BRUCE BERKOWITZ, PRESIDENT OF FAIRHOLME FUND and CEO of Fairholme Capital Management in Miami, runs concentrated portfolios -- and keeps a lot of powder dry to pounce on opportunities as he looks for companies that throw off a lot of free cash. This approach has paid off nicely for the firm, which now oversees about $9 billion, the vast majority of it in the no-load Fairholme Fund (ticker: FAIRX), of which Berkowitz is president. Since its launch at the end of 1999, the fund has finished near the top of its Morningstar category, with an annual "since-inception" return of 16.27%, trouncing the S&P 500's performance of minus 0.03% over the same period.

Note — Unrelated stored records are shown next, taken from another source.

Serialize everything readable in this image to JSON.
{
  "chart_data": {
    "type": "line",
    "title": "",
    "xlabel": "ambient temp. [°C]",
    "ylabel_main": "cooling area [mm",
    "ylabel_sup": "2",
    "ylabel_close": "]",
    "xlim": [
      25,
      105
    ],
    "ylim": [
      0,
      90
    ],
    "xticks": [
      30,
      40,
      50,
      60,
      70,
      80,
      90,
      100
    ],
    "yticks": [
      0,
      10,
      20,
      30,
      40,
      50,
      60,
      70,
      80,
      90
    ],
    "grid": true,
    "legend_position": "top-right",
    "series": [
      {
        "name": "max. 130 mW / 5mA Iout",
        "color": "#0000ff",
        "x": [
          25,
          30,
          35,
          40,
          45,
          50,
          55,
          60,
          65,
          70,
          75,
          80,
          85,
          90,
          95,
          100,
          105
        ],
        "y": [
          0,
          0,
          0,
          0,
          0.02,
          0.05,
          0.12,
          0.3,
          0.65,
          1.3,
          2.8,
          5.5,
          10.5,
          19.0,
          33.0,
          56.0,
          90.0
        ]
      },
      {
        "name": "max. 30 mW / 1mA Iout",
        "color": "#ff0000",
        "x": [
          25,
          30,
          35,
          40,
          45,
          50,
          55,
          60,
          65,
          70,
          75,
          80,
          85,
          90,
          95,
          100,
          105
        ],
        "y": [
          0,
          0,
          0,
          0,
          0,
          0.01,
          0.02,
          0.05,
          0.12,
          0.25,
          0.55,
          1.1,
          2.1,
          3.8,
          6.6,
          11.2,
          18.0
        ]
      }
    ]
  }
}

The fund also bests most of its peers based on one-, three- and five-year returns.
Barron's: You run a very concentrated portfolio, with the top 10 holdings of the Fairholme Fund accounting for roughly 70% of the assets. Why is that?
Berkowitz: If you can buy more of your best idea, why put [the money] into your 10th-best idea or your 20th-best idea? If we're confident in what we do, then that's the way we should do it. The only reason not to is a fear of being wrong. The more positions you have, the more average you are.

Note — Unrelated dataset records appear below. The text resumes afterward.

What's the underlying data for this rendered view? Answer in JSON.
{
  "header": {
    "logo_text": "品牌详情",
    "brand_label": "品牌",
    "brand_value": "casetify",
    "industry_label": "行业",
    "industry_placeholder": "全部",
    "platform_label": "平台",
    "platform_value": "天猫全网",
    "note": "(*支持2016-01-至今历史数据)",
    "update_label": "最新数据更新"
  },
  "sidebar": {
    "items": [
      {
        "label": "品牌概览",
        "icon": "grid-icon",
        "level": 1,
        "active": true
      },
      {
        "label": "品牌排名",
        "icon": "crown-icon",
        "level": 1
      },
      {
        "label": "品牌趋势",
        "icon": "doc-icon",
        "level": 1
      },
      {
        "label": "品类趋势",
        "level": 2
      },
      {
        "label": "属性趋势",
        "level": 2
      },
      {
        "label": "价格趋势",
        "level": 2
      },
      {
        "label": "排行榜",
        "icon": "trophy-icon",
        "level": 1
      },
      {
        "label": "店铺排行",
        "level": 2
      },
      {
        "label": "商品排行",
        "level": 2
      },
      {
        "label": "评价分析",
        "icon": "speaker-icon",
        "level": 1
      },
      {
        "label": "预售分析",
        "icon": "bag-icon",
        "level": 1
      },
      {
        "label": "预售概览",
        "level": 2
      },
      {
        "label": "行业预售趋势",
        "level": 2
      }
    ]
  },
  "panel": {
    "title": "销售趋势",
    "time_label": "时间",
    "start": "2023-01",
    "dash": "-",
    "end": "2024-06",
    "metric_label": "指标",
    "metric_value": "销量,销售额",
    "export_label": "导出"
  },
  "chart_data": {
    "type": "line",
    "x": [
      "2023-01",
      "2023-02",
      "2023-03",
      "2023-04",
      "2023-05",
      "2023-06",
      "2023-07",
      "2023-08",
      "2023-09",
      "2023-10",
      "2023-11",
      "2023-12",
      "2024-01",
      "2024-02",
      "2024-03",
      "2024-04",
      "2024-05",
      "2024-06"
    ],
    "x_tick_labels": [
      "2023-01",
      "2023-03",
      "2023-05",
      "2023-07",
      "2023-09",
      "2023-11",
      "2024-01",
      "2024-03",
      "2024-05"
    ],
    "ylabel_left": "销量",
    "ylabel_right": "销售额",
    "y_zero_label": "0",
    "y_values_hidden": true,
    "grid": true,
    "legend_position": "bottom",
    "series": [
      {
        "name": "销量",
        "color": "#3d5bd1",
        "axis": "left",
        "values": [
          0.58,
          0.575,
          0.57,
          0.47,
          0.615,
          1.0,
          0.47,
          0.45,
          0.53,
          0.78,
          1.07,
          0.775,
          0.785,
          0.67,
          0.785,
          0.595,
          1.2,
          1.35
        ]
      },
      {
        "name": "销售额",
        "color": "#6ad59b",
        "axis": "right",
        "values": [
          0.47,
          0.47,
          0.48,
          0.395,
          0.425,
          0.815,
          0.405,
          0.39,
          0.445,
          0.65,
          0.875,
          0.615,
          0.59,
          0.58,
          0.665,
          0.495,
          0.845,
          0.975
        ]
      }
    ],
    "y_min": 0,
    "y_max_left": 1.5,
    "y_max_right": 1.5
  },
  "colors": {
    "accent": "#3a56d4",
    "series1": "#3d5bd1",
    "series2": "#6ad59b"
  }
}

How do you go about mitigating risk in such a concentrated portfolio?
We consider risk to be the chance of permanent loss, as opposed to volatility. Volatility is more of an opportunity. There's nothing better than a one-time event that allows you to buy a reasonable company at a great price. So we are looking at the chance -- in terms of risk -- of a permanent loss, based upon our own security research.